Samuel M. Tolkin has over 45 years of experience as a practicing architect. He received a Master of Architecture in Urban Design degree from Harvard University and a Bachelor of Architecture degree from Columbia University. Early on in his career he designed an award winning nuclear power plant in conjunction with the nuclear engineers at General Electric for a potential Long island, New York location. He worked for I. M. Pei and Associates, Victor Gruen Associates as well as the Bechtel Corporation, before establishing his independent practice in 1974 and creating the firm of Earth-Eco Systems as principal architect in 1978. The later was to address by design the environmental and energy problems which he envisioned would challenge man and the architectural professional in particular.
Samuel has been involved in numerous development feasibility studies and a new town location analysis for the Ontario Government. In California he helped master plan and did development analysis for a portion of Catalina Island, including a study for prefabricated housing for the same project.

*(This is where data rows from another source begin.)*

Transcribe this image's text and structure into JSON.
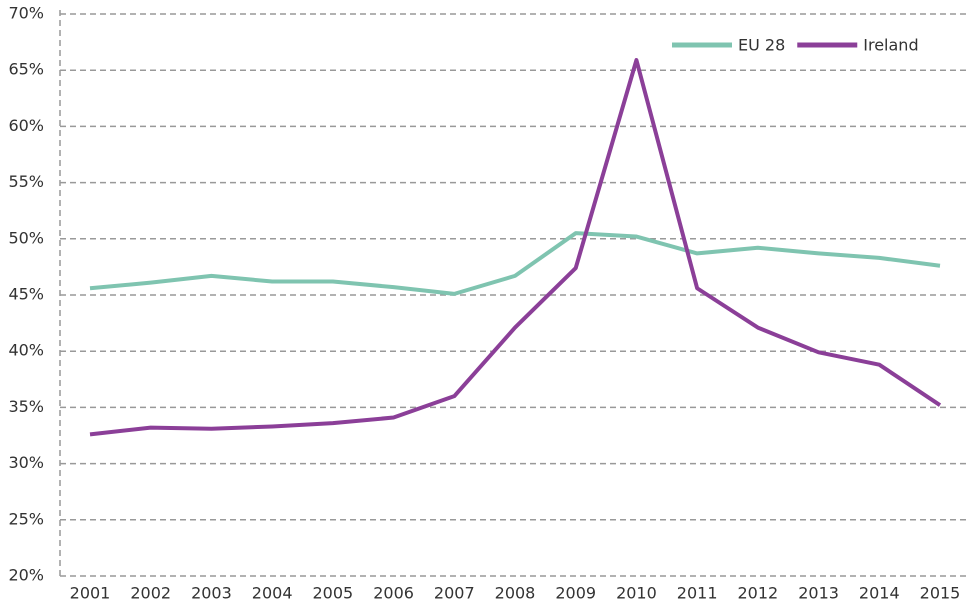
{
  "chart_data": {
    "type": "line",
    "categories": [
      "2001",
      "2002",
      "2003",
      "2004",
      "2005",
      "2006",
      "2007",
      "2008",
      "2009",
      "2010",
      "2011",
      "2012",
      "2013",
      "2014",
      "2015"
    ],
    "series": [
      {
        "name": "EU 28",
        "color": "#7fc4b0",
        "values": [
          45.6,
          46.1,
          46.7,
          46.2,
          46.2,
          45.7,
          45.1,
          46.7,
          50.5,
          50.2,
          48.7,
          49.2,
          48.7,
          48.3,
          47.6
        ]
      },
      {
        "name": "Ireland",
        "color": "#8b3f98",
        "values": [
          32.6,
          33.2,
          33.1,
          33.3,
          33.6,
          34.1,
          36.0,
          42.1,
          47.4,
          65.9,
          45.6,
          42.1,
          39.9,
          38.8,
          35.2
        ]
      }
    ],
    "ylim": [
      20,
      70
    ],
    "yticks": [
      {
        "value": 20,
        "label": "20%"
      },
      {
        "value": 25,
        "label": "25%"
      },
      {
        "value": 30,
        "label": "30%"
      },
      {
        "value": 35,
        "label": "35%"
      },
      {
        "value": 40,
        "label": "40%"
      },
      {
        "value": 45,
        "label": "45%"
      },
      {
        "value": 50,
        "label": "50%"
      },
      {
        "value": 55,
        "label": "55%"
      },
      {
        "value": 60,
        "label": "60%"
      },
      {
        "value": 65,
        "label": "65%"
      },
      {
        "value": 70,
        "label": "70%"
      }
    ],
    "grid": true,
    "legend": "top-right"
  }
}
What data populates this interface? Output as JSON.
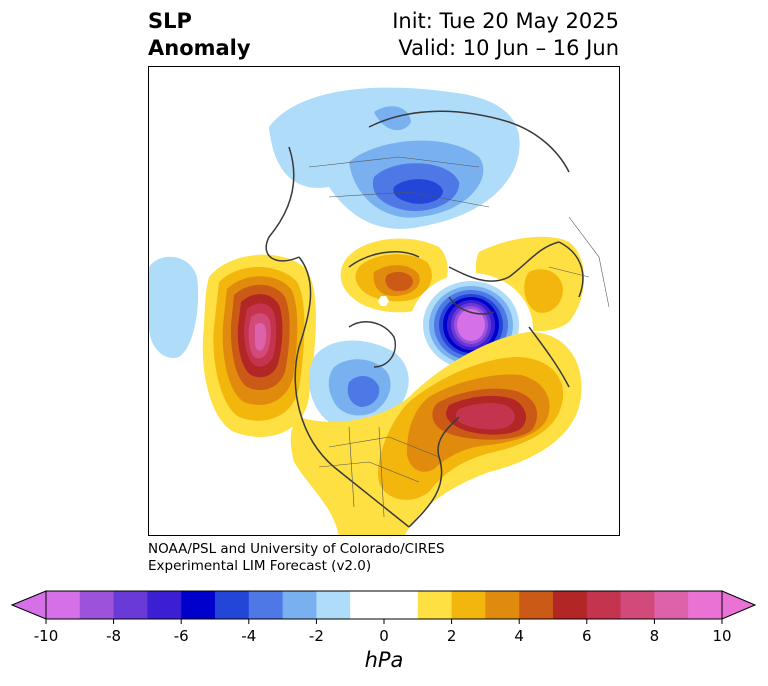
{
  "header": {
    "variable_line1": "SLP",
    "variable_line2": "Anomaly",
    "init_line": "Init: Tue 20 May 2025",
    "valid_line": "Valid: 10 Jun – 16 Jun"
  },
  "credit": {
    "line1": "NOAA/PSL and University of Colorado/CIRES",
    "line2": "Experimental LIM Forecast (v2.0)"
  },
  "colorbar": {
    "unit": "hPa",
    "levels": [
      -10,
      -9,
      -8,
      -7,
      -6,
      -5,
      -4,
      -3,
      -2,
      -1,
      1,
      2,
      3,
      4,
      5,
      6,
      7,
      8,
      9,
      10
    ],
    "colors": [
      "#d670e8",
      "#9d52dc",
      "#6a3ad9",
      "#3d1fd3",
      "#0000cc",
      "#2346d9",
      "#4d78e6",
      "#78b0f0",
      "#aedcf9",
      "#ffffff",
      "#ffe042",
      "#f2b60c",
      "#e08b0d",
      "#cc5a17",
      "#b32626",
      "#c4344e",
      "#d24a7a",
      "#de62aa",
      "#ea72d4"
    ],
    "tick_labels": [
      "-10",
      "-8",
      "-6",
      "-4",
      "-2",
      "0",
      "2",
      "4",
      "6",
      "8",
      "10"
    ],
    "extend": "both"
  },
  "map": {
    "projection": "north polar stereographic",
    "features": [
      {
        "name": "pacific-high",
        "sign": "positive",
        "peak_hpa": 10
      },
      {
        "name": "north-atlantic-high",
        "sign": "positive",
        "peak_hpa": 7
      },
      {
        "name": "greenland-low",
        "sign": "negative",
        "peak_hpa": -10
      },
      {
        "name": "siberia-low",
        "sign": "negative",
        "peak_hpa": -6
      },
      {
        "name": "eastern-north-america-low",
        "sign": "negative",
        "peak_hpa": -4
      },
      {
        "name": "arctic-high",
        "sign": "positive",
        "peak_hpa": 4
      },
      {
        "name": "europe-high",
        "sign": "positive",
        "peak_hpa": 2
      }
    ]
  }
}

Other work includes a master plan for the combined Loyola-Marymount University campus in Los Angeles, studies involving central business district revitalization, and comprehensive community plans for Menasha, Wisconsin and Huntington Park, California.

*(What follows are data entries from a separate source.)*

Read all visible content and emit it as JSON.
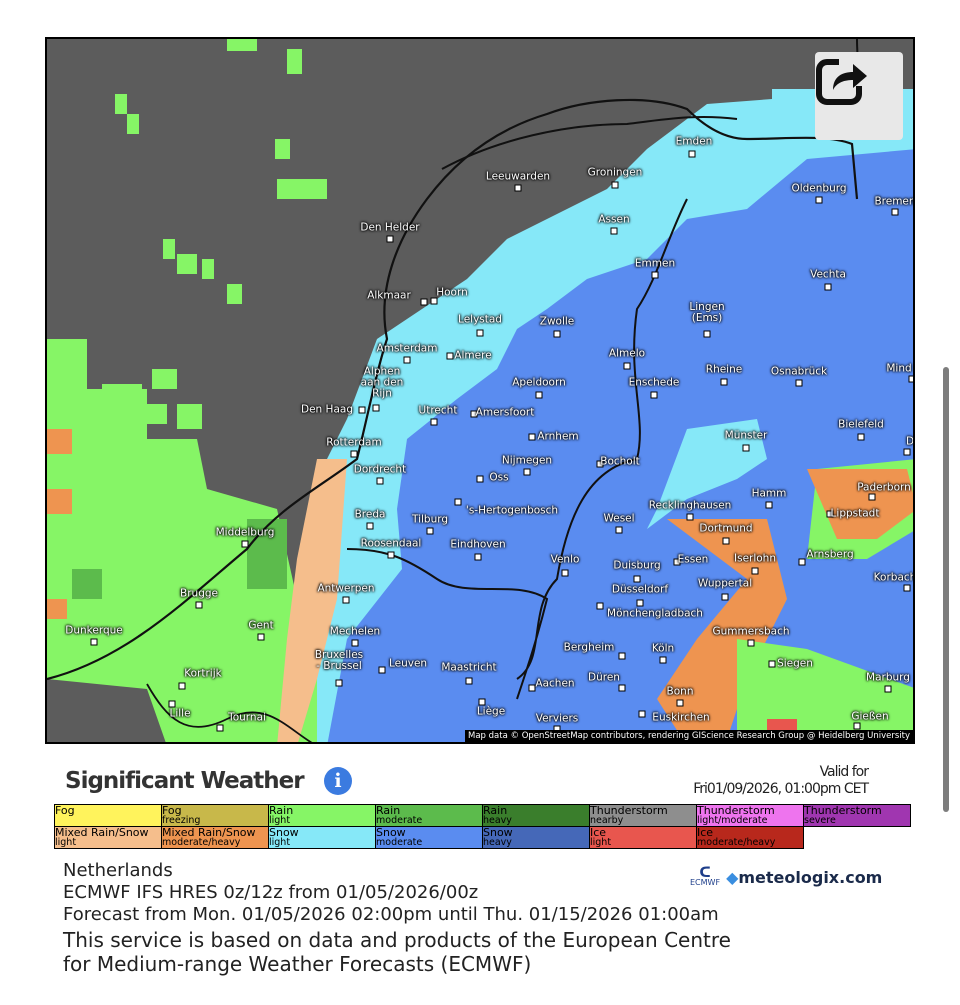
{
  "map": {
    "attribution": "Map data © OpenStreetMap contributors, rendering GIScience Research Group @ Heidelberg University",
    "share_icon": "share-icon",
    "cities": [
      "Emden",
      "Leeuwarden",
      "Groningen",
      "Oldenburg",
      "Bremen",
      "Den Helder",
      "Assen",
      "Emmen",
      "Vechta",
      "Alkmaar",
      "Hoorn",
      "Lingen\n(Ems)",
      "Lelystad",
      "Zwolle",
      "Amsterdam",
      "Almere",
      "Almelo",
      "Alphen\naan den\nRijn",
      "Apeldoorn",
      "Enschede",
      "Rheine",
      "Osnabrück",
      "Mind",
      "Den Haag",
      "Utrecht",
      "Amersfoort",
      "Bielefeld",
      "Münster",
      "Arnhem",
      "Rotterdam",
      "Nijmegen",
      "Bocholt",
      "Dordrecht",
      "Oss",
      "Paderborn",
      "Hamm",
      "Recklinghausen",
      "Breda",
      "Tilburg",
      "'s-Hertogenbosch",
      "Wesel",
      "Dortmund",
      "Lippstadt",
      "Middelburg",
      "Roosendaal",
      "Eindhoven",
      "Arnsberg",
      "Iserlohn",
      "Venlo",
      "Duisburg",
      "Essen",
      "Korbach",
      "Antwerpen",
      "Brugge",
      "Düsseldorf",
      "Wuppertal",
      "Mönchengladbach",
      "Dunkerque",
      "Gent",
      "Mechelen",
      "Gummersbach",
      "Bergheim",
      "Köln",
      "Bruxelles\n- Brussel",
      "Leuven",
      "Maastricht",
      "Siegen",
      "Kortrijk",
      "Marburg",
      "Düren",
      "Aachen",
      "Bonn",
      "Lille",
      "Liège",
      "Tournai",
      "Verviers",
      "Euskirchen",
      "Gießen",
      "D"
    ]
  },
  "header": {
    "title": "Significant Weather",
    "info_icon": "info-icon",
    "valid_label": "Valid for",
    "valid_time": "Fri01/09/2026, 01:00pm CET"
  },
  "legend": [
    {
      "label": "Fog",
      "sub": "",
      "color": "#fff35c"
    },
    {
      "label": "Fog",
      "sub": "freezing",
      "color": "#c8b84a"
    },
    {
      "label": "Rain",
      "sub": "light",
      "color": "#86f566"
    },
    {
      "label": "Rain",
      "sub": "moderate",
      "color": "#5cbb4c"
    },
    {
      "label": "Rain",
      "sub": "heavy",
      "color": "#3a7e2c"
    },
    {
      "label": "Thunderstorm",
      "sub": "nearby",
      "color": "#8e8e8e"
    },
    {
      "label": "Thunderstorm",
      "sub": "light/moderate",
      "color": "#ee74ee"
    },
    {
      "label": "Thunderstorm",
      "sub": "severe",
      "color": "#a036b0"
    },
    {
      "label": "Mixed Rain/Snow",
      "sub": "light",
      "color": "#f5be8c"
    },
    {
      "label": "Mixed Rain/Snow",
      "sub": "moderate/heavy",
      "color": "#ee9450"
    },
    {
      "label": "Snow",
      "sub": "light",
      "color": "#86e8f8"
    },
    {
      "label": "Snow",
      "sub": "moderate",
      "color": "#5a8cf0"
    },
    {
      "label": "Snow",
      "sub": "heavy",
      "color": "#4568b8"
    },
    {
      "label": "Ice",
      "sub": "light",
      "color": "#e8564e"
    },
    {
      "label": "Ice",
      "sub": "moderate/heavy",
      "color": "#b8281c"
    }
  ],
  "footer": {
    "region": "Netherlands",
    "model": "ECMWF IFS HRES 0z/12z from 01/05/2026/00z",
    "forecast": "Forecast from Mon. 01/05/2026 02:00pm until Thu. 01/15/2026 01:00am",
    "notice_1": "This service is based on data and products of the European Centre",
    "notice_2": "for Medium-range Weather Forecasts (ECMWF)",
    "ecmwf_logo": "ECMWF",
    "meteologix_logo": "meteologix.com"
  }
}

Samuel has designed numerous office, commercial and institutional buildings and planning projects. Designs of his have received awards and citations from among others the Long Beach Historical Society, City of Los Angeles, the AIA and from the Beverly Hills Architectural Commission.
Samuel has been widely recognized and has had works published in the fields of architecture and industrial design. Most notably, he was nominated for a Fellowship by the Los Angeles Chapter of the American Institute of Architects, and his industrial design work has been accepted into the permanent collection of the Cooper-Hewitt Museum at the Smithsonian Institution. In 2010 he served on a National Science Foundation panel reviewing grant proposals for the development of revolutionary architectural materials and processes with the aim of creating buildings with net zero energy consumption.
His current work includes a visionary series of prefabricated multi-use sustainable high-rise buildings to replace and respond to the pressures on existing urban areas and their structures by the rise in sea levels globally. Over the last few years he has authored and published op-ed pieces in the Santa Monica, California newspapers on planning and architecture to critique and perhaps influence that city’s decisions makers.
He maintains licenses to practice architecture in the states of New York, California, and Washington.